IAG Profits Soar on Premium Travel, CEO Clashes with Heathrow Over Runway Cost

International Airlines Group, the parent company of British Airways, Iberia, and other carriers, posted a €4.5 billion pre-tax profit for 2025, a 20% jump from the previous year. This financial strength came even as the group carried slightly fewer passengers, a dip of 0.4%.

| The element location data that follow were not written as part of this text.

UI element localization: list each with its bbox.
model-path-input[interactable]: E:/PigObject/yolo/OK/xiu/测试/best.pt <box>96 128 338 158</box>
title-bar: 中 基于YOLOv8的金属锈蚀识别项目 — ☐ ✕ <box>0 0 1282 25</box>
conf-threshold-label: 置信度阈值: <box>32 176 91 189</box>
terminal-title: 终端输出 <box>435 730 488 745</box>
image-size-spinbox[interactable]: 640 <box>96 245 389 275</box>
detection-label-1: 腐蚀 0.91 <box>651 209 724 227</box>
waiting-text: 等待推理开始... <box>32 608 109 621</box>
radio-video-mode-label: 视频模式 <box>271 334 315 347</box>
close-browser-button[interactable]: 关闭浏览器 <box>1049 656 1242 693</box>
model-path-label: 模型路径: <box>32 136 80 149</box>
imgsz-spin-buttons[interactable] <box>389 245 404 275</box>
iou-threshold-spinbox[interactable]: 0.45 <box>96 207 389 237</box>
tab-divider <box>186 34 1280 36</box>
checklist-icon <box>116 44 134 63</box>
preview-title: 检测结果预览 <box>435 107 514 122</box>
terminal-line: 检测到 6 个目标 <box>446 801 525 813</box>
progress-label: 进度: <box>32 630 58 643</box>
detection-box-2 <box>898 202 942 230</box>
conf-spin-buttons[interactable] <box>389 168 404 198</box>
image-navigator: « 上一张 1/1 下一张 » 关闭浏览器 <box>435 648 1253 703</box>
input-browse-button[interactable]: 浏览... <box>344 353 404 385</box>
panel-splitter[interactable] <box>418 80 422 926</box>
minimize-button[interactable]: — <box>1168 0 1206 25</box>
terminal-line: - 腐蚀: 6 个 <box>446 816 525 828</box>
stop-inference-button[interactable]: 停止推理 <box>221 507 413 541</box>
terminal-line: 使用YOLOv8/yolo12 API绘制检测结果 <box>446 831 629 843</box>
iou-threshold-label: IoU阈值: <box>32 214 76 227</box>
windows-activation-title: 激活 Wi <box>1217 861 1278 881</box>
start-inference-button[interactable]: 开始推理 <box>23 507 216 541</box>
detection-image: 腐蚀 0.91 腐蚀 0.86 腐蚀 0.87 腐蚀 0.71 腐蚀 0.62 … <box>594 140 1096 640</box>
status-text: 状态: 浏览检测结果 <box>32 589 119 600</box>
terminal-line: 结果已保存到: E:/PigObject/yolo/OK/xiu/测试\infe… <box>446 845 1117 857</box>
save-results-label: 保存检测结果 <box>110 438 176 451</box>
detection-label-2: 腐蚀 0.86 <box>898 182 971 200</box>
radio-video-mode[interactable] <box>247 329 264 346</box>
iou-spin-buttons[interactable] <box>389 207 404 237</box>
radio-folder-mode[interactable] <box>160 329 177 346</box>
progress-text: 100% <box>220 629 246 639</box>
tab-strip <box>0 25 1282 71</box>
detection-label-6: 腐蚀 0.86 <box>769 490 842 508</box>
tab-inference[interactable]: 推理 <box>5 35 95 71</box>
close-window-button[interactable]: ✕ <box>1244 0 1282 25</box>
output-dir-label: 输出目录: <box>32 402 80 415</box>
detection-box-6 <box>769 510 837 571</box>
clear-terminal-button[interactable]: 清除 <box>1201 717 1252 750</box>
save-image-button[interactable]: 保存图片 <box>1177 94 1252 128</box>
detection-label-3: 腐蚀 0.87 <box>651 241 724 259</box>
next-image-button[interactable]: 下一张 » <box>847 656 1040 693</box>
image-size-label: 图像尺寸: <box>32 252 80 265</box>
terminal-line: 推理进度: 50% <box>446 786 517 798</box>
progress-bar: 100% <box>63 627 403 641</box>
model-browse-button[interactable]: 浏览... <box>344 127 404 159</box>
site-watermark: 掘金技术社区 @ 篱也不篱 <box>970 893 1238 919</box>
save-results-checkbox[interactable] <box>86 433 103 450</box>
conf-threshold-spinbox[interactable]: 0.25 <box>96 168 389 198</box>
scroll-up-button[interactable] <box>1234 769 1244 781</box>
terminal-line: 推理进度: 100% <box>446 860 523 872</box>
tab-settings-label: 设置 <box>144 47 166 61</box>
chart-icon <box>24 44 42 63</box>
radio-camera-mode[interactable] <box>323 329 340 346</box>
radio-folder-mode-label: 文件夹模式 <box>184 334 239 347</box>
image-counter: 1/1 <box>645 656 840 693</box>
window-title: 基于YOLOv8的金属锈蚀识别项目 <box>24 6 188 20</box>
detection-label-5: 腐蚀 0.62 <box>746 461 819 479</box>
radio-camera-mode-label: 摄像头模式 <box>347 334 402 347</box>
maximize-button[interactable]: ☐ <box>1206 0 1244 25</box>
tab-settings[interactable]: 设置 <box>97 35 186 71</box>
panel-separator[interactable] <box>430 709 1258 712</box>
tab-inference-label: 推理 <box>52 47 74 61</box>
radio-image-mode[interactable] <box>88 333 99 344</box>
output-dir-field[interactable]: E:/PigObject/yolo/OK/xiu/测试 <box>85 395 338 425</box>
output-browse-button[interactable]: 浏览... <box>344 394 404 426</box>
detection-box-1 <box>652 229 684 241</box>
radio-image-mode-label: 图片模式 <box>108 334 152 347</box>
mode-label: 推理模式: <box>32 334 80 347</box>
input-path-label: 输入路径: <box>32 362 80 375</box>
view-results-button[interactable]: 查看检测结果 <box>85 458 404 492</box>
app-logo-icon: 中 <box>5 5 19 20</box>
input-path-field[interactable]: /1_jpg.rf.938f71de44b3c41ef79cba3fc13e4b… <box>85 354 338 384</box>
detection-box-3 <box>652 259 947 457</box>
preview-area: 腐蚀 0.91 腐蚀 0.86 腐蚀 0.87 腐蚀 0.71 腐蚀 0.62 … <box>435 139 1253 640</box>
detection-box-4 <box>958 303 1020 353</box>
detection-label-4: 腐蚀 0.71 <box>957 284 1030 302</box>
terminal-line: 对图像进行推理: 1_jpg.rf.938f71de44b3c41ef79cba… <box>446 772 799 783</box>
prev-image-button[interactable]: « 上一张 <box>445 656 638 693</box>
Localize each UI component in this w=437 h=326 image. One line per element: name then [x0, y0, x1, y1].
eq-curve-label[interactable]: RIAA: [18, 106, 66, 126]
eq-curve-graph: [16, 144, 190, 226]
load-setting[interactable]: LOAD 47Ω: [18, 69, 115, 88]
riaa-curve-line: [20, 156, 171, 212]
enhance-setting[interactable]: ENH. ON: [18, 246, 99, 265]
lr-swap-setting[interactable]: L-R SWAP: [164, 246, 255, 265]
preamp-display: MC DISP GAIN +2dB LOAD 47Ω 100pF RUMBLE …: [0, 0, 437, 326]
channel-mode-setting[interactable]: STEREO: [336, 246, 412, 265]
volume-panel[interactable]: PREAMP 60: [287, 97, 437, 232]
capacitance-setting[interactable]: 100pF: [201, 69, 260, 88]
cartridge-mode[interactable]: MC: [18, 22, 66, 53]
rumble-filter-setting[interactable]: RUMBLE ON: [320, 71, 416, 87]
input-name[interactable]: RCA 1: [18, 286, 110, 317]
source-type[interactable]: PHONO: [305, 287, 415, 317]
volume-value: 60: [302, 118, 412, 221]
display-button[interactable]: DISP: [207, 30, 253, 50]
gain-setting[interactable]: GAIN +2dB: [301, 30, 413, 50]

The results were powered by robust demand, especially for premium seats on lucrative transatlantic routes. IAG CEO Luis Gallego told investors that bookings for 2026 on these North American services are performing "very well." The company's operating margin exceeded 15% at its flagship airlines, BA and Iberia.
Gallego used the earnings call to issue a stark warning about Heathrow Airport's proposed third runway, a £49 billion project backed by the government. He called Heathrow "the most expensive airport in the world" and argued the expansion plan's cost must be slashed by 40% to about £30 billion to keep fares stable and the hub competitive.
"If that plan goes ahead, the passengers are going to pay double of what they are paying today," Gallego stated. He pledged IAG's support only if the airport caps charges for airlines.
Despite the strong profit, IAG's share price fell roughly 6% on Friday. Analysts pointed to broader industry concerns, including geopolitical tensions and higher fuel prices, alongside a view that the airline's post-pandemic financial boom may be reaching its peak. The company announced a €448 million dividend and a further €1.5 billion share buyback, even as it signaled significant future spending on fleet renewal into the next decade.